Neoliberal politikalar, insanların ruh sağlığını bozuyor. Dünya Sağlık Örgütü’nün (WHO) açıkladığı verilere göre; yeniçağın en büyük hastalıklarından kabul edilen depresyona giren insan sayısı giderek artıyor. Deprasyon dünyada gelecek 10 yıl içinde en çok görülen ikinci hastalık olacak. Verilere göre; dünyada her 5 kişiden birinde destek
alınmasını gerektirecek kadar ciddi psikolojik sorunlar var. Raporda şu noktalara dikkat çekildi: “çocuk ya da yetişkin, dünyada her 5 kişiden birinde ruh sağlığı sorunları var.
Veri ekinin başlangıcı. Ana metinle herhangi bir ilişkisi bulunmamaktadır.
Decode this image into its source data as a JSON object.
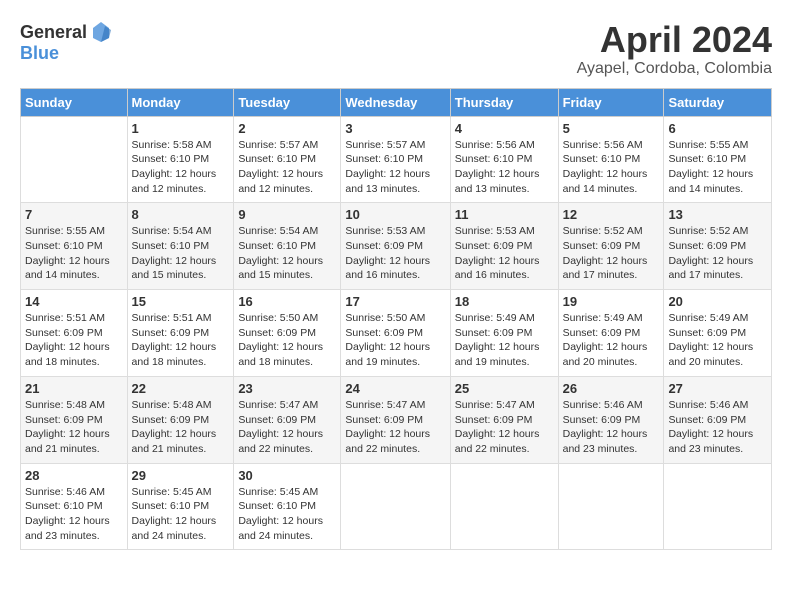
{
  "header": {
    "logo_general": "General",
    "logo_blue": "Blue",
    "month_title": "April 2024",
    "location": "Ayapel, Cordoba, Colombia"
  },
  "calendar": {
    "days_of_week": [
      "Sunday",
      "Monday",
      "Tuesday",
      "Wednesday",
      "Thursday",
      "Friday",
      "Saturday"
    ],
    "weeks": [
      [
        {
          "day": "",
          "info": ""
        },
        {
          "day": "1",
          "info": "Sunrise: 5:58 AM\nSunset: 6:10 PM\nDaylight: 12 hours\nand 12 minutes."
        },
        {
          "day": "2",
          "info": "Sunrise: 5:57 AM\nSunset: 6:10 PM\nDaylight: 12 hours\nand 12 minutes."
        },
        {
          "day": "3",
          "info": "Sunrise: 5:57 AM\nSunset: 6:10 PM\nDaylight: 12 hours\nand 13 minutes."
        },
        {
          "day": "4",
          "info": "Sunrise: 5:56 AM\nSunset: 6:10 PM\nDaylight: 12 hours\nand 13 minutes."
        },
        {
          "day": "5",
          "info": "Sunrise: 5:56 AM\nSunset: 6:10 PM\nDaylight: 12 hours\nand 14 minutes."
        },
        {
          "day": "6",
          "info": "Sunrise: 5:55 AM\nSunset: 6:10 PM\nDaylight: 12 hours\nand 14 minutes."
        }
      ],
      [
        {
          "day": "7",
          "info": "Sunrise: 5:55 AM\nSunset: 6:10 PM\nDaylight: 12 hours\nand 14 minutes."
        },
        {
          "day": "8",
          "info": "Sunrise: 5:54 AM\nSunset: 6:10 PM\nDaylight: 12 hours\nand 15 minutes."
        },
        {
          "day": "9",
          "info": "Sunrise: 5:54 AM\nSunset: 6:10 PM\nDaylight: 12 hours\nand 15 minutes."
        },
        {
          "day": "10",
          "info": "Sunrise: 5:53 AM\nSunset: 6:09 PM\nDaylight: 12 hours\nand 16 minutes."
        },
        {
          "day": "11",
          "info": "Sunrise: 5:53 AM\nSunset: 6:09 PM\nDaylight: 12 hours\nand 16 minutes."
        },
        {
          "day": "12",
          "info": "Sunrise: 5:52 AM\nSunset: 6:09 PM\nDaylight: 12 hours\nand 17 minutes."
        },
        {
          "day": "13",
          "info": "Sunrise: 5:52 AM\nSunset: 6:09 PM\nDaylight: 12 hours\nand 17 minutes."
        }
      ],
      [
        {
          "day": "14",
          "info": "Sunrise: 5:51 AM\nSunset: 6:09 PM\nDaylight: 12 hours\nand 18 minutes."
        },
        {
          "day": "15",
          "info": "Sunrise: 5:51 AM\nSunset: 6:09 PM\nDaylight: 12 hours\nand 18 minutes."
        },
        {
          "day": "16",
          "info": "Sunrise: 5:50 AM\nSunset: 6:09 PM\nDaylight: 12 hours\nand 18 minutes."
        },
        {
          "day": "17",
          "info": "Sunrise: 5:50 AM\nSunset: 6:09 PM\nDaylight: 12 hours\nand 19 minutes."
        },
        {
          "day": "18",
          "info": "Sunrise: 5:49 AM\nSunset: 6:09 PM\nDaylight: 12 hours\nand 19 minutes."
        },
        {
          "day": "19",
          "info": "Sunrise: 5:49 AM\nSunset: 6:09 PM\nDaylight: 12 hours\nand 20 minutes."
        },
        {
          "day": "20",
          "info": "Sunrise: 5:49 AM\nSunset: 6:09 PM\nDaylight: 12 hours\nand 20 minutes."
        }
      ],
      [
        {
          "day": "21",
          "info": "Sunrise: 5:48 AM\nSunset: 6:09 PM\nDaylight: 12 hours\nand 21 minutes."
        },
        {
          "day": "22",
          "info": "Sunrise: 5:48 AM\nSunset: 6:09 PM\nDaylight: 12 hours\nand 21 minutes."
        },
        {
          "day": "23",
          "info": "Sunrise: 5:47 AM\nSunset: 6:09 PM\nDaylight: 12 hours\nand 22 minutes."
        },
        {
          "day": "24",
          "info": "Sunrise: 5:47 AM\nSunset: 6:09 PM\nDaylight: 12 hours\nand 22 minutes."
        },
        {
          "day": "25",
          "info": "Sunrise: 5:47 AM\nSunset: 6:09 PM\nDaylight: 12 hours\nand 22 minutes."
        },
        {
          "day": "26",
          "info": "Sunrise: 5:46 AM\nSunset: 6:09 PM\nDaylight: 12 hours\nand 23 minutes."
        },
        {
          "day": "27",
          "info": "Sunrise: 5:46 AM\nSunset: 6:09 PM\nDaylight: 12 hours\nand 23 minutes."
        }
      ],
      [
        {
          "day": "28",
          "info": "Sunrise: 5:46 AM\nSunset: 6:10 PM\nDaylight: 12 hours\nand 23 minutes."
        },
        {
          "day": "29",
          "info": "Sunrise: 5:45 AM\nSunset: 6:10 PM\nDaylight: 12 hours\nand 24 minutes."
        },
        {
          "day": "30",
          "info": "Sunrise: 5:45 AM\nSunset: 6:10 PM\nDaylight: 12 hours\nand 24 minutes."
        },
        {
          "day": "",
          "info": ""
        },
        {
          "day": "",
          "info": ""
        },
        {
          "day": "",
          "info": ""
        },
        {
          "day": "",
          "info": ""
        }
      ]
    ]
  }
}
Son on yılda dünya genelinde psikolojik rahatsızlıklar
nedeniyle acil servislere başvuran kişi sayısı yüzde 5’lik artışla yüzde 11’i buldu.” WHO, ihlallerin başında fizyolojik şiddet, ayrımcılık temel ihtiyaçlar ve mahremiyetin görmezden gelinmesi olduğuna dikkat çekiyor.
Türkiye’de durum vahim
İstanbul Tabip Odası’nda (İTO) düzenlenen basın toplantısında da Türkiye’de ruh sağlığı bozukluğunun arttığı belirtildi. İTO tarafından yapılan bir araştırmaya göre; İstanbul’daki kamu ve üniversite hastaneleri psikiyatri polikliniklerinde hastalara genellikle 10-15 dakikada bir randevu verildiği söylendi. Neoliberal politikalar sonucu ortaya çıkan işsizlik, güvencesizlik, yoksulluk ve şiddetin yeniden üretildiğine değinilen açıklamada, “Bu nedenle yaşanan kayıplar ruhlarımızı devamlı olarak yaralıyor, hasta ediyor” ifadelerine yer verildi.
Uzman sayısı yetersiz
Açıklamada ayrıca, her yüz bin kişiye iki psikiyatri uzmanının ve ruh sağlığı profösörünün düştüğü vurgulandı. Yetkililer, ruh sağlığını bozan şiddet, savaş ve yoksulluk üreten politikalardan bir an önce vazgeçmeye, ruh sağlığı hizmetlerini herkes için ulaşılabilir, nitelikli, eşit ve ücretsiz kılmak adına da acil önlemler almaya davet etti. Ruh Sağlığı Platformu tarafından yapılan açıklamada da depresyon riskinin Türkiye’de önde gelen ruhsal sorun olduğu kaydedildi. Açıklamada, “Her on erkekten ve her beş kadından biri, yaşamları boyunca en az bir kez depresyon geçirme riski altındadır” ifadelerine yer verildi.
Sağlıklı politika şart
Savaşın psikiyatrik bozuklukları artırdığını, insanların savaş neticesinde yaşadıkları acizliği gidermek için kendilerinin de şiddet uygulayıcı konumuna geldiğine dikkat çekilirken, platform isteklerini şöyle sıraladı: “Ruh sağlığının temel koşulu olarak, yalnızca savaşın değil hiçbir şiddetin olmadığı bir normal yaşamı sağlayıcı barışçıl ve güvenli bir toplum düzeni sağlanmalıdır. Sağlık çalışanlarına dönük şiddetin, tüm hastalara verilen sağlık hizmetini olumsuz etkileyeceği gerçeğinden hareketle kalıcı ve etkin önlemler alınmalıdır. Ruh sağlığının korunması bakımından kırılgan gruplar çocuk, kadın ve yaşlılar başta olmak üzere toplumsal düzeyde yaşamın her alanında önlem alıcı düzenleme gerektiren ülke genelinde bir ruh sağlığı politikası düzenlenmelidir.